Feeling like an outsider – Yoga Teacher Training Day 1
We were free for most of the first day and so a number of us walked into the near by town at which point someone mentioned there was a Satsang (not 100% of the spelling) about to happen at one of the ashrams from a famous Brazilian Guru. Part of me was thinking “won’t we have enough of this in the next month anyway, let’s enjoy the free time” but I decided to go anyway, with no knowledge as to what it actually was that we were going to.
Turns out it was a session in which there was music which could be sung along to like mantras and then the Guru reading questions from people and giving his advise. The chanting at the start before the guru arrived was quite fun. It was the part when the guru was there that I was less sure of. He sat, and read a letter from someone saying they were depressed, didn’t have job or friends and what could they do. His advise to me though just seemed like almost platitudes or like an unqualified attempt as psycho analysis.
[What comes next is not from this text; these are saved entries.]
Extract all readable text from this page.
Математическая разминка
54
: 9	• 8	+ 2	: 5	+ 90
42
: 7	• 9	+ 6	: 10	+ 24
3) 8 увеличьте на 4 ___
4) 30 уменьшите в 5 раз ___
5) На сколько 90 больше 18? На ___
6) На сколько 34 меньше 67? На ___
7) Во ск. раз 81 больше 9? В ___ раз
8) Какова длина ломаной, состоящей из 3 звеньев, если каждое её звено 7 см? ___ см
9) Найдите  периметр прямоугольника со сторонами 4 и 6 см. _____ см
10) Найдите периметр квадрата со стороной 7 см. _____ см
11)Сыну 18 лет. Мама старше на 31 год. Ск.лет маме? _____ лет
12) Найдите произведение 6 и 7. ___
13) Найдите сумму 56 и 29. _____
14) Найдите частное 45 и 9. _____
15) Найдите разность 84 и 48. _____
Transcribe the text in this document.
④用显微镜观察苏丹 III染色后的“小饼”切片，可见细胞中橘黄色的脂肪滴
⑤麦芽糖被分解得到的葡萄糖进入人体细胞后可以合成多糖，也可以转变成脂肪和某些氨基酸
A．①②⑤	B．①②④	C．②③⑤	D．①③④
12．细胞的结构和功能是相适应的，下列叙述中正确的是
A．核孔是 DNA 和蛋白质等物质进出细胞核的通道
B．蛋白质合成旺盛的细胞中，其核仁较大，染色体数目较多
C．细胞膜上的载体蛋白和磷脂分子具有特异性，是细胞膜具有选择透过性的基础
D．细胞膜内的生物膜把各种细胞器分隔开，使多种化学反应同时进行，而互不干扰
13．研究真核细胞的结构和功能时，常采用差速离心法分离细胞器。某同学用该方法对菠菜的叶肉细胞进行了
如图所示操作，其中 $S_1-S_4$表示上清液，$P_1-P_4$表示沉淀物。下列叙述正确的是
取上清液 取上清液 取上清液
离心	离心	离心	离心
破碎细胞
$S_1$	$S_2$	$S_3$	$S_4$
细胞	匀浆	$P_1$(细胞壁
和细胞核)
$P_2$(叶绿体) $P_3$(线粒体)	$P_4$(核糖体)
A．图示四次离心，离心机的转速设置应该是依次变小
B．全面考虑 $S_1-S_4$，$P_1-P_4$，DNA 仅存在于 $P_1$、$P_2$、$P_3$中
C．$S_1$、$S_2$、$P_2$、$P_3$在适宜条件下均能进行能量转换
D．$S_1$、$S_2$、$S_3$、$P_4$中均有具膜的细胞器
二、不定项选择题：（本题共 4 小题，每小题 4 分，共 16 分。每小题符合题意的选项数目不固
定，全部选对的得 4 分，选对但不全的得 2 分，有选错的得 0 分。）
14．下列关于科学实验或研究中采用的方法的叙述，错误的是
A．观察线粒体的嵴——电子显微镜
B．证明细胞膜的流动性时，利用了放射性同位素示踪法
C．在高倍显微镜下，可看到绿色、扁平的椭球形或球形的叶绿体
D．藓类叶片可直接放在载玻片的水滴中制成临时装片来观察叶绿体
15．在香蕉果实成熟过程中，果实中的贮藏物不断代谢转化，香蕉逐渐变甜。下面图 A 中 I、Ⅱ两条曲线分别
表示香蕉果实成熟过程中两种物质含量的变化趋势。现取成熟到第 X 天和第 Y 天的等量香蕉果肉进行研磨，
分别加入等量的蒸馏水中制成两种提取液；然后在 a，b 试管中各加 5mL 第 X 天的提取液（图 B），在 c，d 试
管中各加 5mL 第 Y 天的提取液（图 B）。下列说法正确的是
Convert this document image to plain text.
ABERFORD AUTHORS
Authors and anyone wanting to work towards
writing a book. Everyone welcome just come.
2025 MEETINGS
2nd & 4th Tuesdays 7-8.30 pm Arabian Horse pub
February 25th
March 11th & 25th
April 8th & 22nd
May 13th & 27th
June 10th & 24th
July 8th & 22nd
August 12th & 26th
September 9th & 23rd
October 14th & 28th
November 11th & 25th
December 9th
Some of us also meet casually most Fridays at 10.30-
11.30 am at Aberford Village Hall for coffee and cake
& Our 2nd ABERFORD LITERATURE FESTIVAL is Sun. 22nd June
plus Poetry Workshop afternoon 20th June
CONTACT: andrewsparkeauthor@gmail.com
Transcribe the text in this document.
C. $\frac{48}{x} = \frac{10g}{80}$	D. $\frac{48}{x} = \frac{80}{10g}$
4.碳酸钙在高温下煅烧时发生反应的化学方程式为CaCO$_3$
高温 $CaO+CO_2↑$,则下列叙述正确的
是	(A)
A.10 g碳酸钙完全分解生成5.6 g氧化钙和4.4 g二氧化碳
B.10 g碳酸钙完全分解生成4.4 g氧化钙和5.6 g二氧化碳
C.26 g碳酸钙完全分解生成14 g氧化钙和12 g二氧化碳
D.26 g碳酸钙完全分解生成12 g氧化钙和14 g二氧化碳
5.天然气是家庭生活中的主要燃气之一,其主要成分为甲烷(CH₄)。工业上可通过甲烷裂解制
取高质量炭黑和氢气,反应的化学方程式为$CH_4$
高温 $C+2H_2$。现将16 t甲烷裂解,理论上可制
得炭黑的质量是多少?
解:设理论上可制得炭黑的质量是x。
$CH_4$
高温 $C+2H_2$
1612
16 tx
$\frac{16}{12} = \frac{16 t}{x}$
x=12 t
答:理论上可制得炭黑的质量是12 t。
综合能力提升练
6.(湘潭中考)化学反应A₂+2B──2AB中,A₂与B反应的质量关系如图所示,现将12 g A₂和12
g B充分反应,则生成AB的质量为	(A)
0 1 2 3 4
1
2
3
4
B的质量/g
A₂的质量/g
There didn’t seem to be any particularly enlightening or enlightened information imparted but yet all those around me were furiously scribbling down notes and/or crying as he talked.
That made me feel quite a lot like an outsider anyway for just not understanding why everyone was so enthralled and emotional about what this guy was saying when quite frankly I was bored. It’s not that I was fidgety and needed to be someone, I was more than happy to sit and relax but what was being said was no greater than the advise I or anyone of my friends would give someone if they came to one of us with the same problem.
I then got back to the school. keeping my opinions kinda of quite, just in case, to hear people saying that they’d found it so powerful and uplifting and had even started crying just as the guru walked into the room as his presence was so powerful.
I had to leave the conversations as I just didn’t know what I could say without lying, offending a lot of people or most likely doing both at the same time!
Why I’m at a yoga retreat
I decided to go to a yoga retreat for a month, which is actually a yoga teacher training programme, in Rishikesh whilst travelling round India as to some extent I’ve never really got yoga. By that I mean, I’ve been to numerous yoga classes but never really understood why it is that people are so evangelical about yoga and come away saying it made them feel or amazing or that it’s changed their lives. As far as I’ve always seen it it’s usually just been a somewhat boring exercise class. I have only ever manage to find one teacher where I’ve properly enjoyed the classes and walked away feeling good but not really any better than had it been a body pump or combat class or the like.
To a lot of people it might therefore seem really strange that I decided this course as the most natural conclusion is just that yoga’s not for me. But there are so many people who are so evangelical about it that I figure there must be something to it that I’m just not understanding. It seems like the problem is me, not the yoga. So I want to try to understand. That’s why I’m here, at a month long yoga retreat, in Rishikesh, where the day starts at 6am each day and there is no caffeine, eggs, meat, sugar or alcohol.